The Britain-based Syrian Observatory for Human Rights, which monitors the Syria war, said an Israeli rocket attack was suspected. It said the weapons warehouse, south of the city of Homs, is for Lebanon’s Iran-backed Hezbollah militant group, which has backed Syria’s armed forces in the nine-year civil war.

The Israeli military declined to comment on the reports. But it has in the past targeted Iranian and Iranian-backed targets inside Syria, saying it won’t tolerate Tehran’s increasing influence along its borders.

In the past month, there have been several reports of suspected Israeli strikes on targets inside Syria, the last on Monday.

Friday’s explosions wounded 10 civilians walking nearby, Homs health director Hassan Al Guindi told local Syrian media. Smoke columns could be seen from a distance and the sound of explosions echoed into Homs city.

Gov Talal Barazi said it wasn’t clear what caused the explosions.

He said the military base includes a weapons warehouse but didn’t name Hezbollah. The Observatory said the base has been used by the Lebanese militant group for years. It said the explosions caused damage to the base and reported flying debris that reached outside its perimeters.

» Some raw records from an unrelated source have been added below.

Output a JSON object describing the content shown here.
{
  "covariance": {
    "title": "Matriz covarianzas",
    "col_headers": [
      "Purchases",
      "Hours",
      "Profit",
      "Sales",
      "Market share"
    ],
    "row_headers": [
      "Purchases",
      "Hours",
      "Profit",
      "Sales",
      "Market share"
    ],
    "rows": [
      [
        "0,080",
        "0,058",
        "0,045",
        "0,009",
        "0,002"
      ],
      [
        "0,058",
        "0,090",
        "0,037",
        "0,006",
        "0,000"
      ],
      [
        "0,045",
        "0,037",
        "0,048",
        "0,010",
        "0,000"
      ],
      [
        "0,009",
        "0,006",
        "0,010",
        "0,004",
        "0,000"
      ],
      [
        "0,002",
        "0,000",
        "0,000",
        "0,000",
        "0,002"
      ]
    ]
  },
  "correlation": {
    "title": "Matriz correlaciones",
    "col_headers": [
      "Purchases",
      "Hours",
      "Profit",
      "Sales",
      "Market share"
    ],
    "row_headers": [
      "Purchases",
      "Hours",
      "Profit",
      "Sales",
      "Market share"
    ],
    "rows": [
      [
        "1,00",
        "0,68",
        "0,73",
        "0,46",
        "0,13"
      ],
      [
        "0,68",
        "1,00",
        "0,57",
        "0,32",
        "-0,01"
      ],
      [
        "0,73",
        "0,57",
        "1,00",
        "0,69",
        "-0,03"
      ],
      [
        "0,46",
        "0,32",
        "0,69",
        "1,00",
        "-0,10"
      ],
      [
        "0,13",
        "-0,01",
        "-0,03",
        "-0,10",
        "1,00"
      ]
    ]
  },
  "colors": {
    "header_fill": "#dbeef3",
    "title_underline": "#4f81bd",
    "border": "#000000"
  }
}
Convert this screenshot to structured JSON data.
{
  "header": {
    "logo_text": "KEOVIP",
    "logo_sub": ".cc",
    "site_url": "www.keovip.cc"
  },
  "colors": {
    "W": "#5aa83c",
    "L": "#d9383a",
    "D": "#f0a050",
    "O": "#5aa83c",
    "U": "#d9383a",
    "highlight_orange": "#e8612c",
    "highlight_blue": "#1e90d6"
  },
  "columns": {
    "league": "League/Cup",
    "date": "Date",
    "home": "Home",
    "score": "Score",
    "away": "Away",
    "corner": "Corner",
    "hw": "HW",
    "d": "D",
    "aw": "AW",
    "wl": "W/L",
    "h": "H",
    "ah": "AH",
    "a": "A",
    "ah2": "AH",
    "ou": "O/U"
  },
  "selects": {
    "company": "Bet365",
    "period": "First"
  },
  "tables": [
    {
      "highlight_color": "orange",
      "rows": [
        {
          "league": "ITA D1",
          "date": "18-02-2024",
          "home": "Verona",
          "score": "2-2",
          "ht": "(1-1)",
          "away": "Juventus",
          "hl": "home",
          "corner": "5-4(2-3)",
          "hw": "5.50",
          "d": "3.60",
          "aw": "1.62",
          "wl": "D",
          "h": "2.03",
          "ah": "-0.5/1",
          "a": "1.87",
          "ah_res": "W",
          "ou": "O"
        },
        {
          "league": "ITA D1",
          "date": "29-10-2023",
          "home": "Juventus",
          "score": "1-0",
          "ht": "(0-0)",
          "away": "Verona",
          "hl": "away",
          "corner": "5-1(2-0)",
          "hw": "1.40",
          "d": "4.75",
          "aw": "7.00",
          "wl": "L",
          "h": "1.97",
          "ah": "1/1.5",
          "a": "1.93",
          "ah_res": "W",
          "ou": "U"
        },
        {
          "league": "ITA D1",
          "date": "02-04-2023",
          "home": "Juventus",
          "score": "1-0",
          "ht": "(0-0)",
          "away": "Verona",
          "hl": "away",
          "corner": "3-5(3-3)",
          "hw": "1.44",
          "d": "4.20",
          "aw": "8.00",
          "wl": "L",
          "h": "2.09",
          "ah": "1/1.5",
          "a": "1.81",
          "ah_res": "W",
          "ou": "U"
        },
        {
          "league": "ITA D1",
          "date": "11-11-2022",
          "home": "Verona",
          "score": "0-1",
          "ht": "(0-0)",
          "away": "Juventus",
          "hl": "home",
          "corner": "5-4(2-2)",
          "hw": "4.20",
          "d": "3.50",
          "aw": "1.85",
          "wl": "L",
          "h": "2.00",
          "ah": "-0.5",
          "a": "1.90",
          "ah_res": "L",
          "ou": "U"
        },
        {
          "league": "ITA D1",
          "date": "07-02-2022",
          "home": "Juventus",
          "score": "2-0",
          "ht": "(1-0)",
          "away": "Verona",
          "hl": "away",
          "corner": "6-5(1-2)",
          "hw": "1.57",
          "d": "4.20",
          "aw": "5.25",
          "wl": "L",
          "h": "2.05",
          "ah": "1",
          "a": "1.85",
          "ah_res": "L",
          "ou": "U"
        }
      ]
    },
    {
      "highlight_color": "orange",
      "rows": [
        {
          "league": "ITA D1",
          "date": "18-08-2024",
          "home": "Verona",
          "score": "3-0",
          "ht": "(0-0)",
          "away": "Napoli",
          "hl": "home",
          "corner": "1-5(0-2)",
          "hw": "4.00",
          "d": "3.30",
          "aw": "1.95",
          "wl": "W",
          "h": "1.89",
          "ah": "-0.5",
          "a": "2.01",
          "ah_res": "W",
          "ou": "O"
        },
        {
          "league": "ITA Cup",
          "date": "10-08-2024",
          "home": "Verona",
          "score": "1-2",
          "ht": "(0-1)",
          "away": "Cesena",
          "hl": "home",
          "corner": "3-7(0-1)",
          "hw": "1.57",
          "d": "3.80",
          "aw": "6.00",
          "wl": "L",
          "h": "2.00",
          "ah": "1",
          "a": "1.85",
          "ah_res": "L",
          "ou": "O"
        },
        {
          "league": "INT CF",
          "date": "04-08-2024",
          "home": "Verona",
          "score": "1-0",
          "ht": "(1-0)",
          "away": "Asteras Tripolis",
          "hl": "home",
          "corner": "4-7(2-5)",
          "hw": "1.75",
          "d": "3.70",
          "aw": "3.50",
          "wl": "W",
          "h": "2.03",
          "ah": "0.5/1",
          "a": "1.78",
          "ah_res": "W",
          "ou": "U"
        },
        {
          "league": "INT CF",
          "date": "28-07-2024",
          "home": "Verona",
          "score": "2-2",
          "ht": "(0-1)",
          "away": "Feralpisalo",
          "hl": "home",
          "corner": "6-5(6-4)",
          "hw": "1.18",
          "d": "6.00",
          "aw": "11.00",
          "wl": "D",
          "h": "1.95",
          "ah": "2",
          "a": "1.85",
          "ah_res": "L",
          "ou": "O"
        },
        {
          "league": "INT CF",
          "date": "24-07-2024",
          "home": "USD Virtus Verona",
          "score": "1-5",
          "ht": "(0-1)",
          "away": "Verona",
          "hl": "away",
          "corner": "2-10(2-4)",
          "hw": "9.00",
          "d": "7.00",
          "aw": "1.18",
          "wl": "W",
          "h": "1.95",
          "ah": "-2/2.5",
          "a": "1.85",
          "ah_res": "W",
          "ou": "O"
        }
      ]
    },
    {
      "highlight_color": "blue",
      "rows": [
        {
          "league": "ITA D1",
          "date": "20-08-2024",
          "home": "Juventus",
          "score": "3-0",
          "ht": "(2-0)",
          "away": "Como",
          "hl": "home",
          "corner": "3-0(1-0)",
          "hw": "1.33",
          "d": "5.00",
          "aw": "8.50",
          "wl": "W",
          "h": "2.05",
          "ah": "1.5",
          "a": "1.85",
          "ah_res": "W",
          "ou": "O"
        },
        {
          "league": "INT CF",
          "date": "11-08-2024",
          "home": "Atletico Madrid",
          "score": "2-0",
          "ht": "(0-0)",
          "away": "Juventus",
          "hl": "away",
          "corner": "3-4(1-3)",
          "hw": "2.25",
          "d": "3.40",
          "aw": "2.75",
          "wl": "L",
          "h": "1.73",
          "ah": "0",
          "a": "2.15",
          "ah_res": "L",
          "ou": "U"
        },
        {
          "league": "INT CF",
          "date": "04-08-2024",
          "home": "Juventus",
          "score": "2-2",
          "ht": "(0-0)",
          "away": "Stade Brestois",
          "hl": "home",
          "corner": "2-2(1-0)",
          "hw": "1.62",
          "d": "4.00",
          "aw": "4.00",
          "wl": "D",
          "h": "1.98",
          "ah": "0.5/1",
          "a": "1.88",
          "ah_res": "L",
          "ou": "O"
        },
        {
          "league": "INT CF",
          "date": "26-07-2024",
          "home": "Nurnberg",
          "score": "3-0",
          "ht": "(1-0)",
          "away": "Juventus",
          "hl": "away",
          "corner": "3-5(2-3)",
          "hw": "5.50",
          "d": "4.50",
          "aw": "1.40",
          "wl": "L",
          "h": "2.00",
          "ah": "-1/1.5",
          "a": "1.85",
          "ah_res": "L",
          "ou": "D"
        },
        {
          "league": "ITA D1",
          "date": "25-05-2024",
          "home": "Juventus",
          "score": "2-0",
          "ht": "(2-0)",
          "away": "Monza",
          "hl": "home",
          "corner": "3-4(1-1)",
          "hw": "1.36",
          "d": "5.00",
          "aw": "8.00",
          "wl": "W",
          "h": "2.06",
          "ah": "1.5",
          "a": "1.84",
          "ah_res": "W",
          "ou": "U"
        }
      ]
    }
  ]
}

Syrian state media also reported late on Thursday that Israeli helicopters flying over the occupied Golan Heights fired at several unidentified targets causing material damage.

Israel has acknowledged carrying out scores of strikes over the years, most aimed at alleged Iranian weapons shipments believed to be bound for Hezbollah. In recent months, Israeli officials have expressed concern that Hezbollah is trying to establish production facilities to make precision-guided missiles.

In recent weeks, suspected Israeli attacks include the targeting of Iranian-backed fighters in the desert near the central Syrian town of Palmyra, and an Israeli drone attack on a SUV carrying Hezbollah members close to the border with Lebanon.

Two days after the drone attack, Israel accused Hezbollah of “provocative” activity, including multiple attempts to breach the border along the Lebanese-Israeli frontier, and said it would complain to the UN Security Council.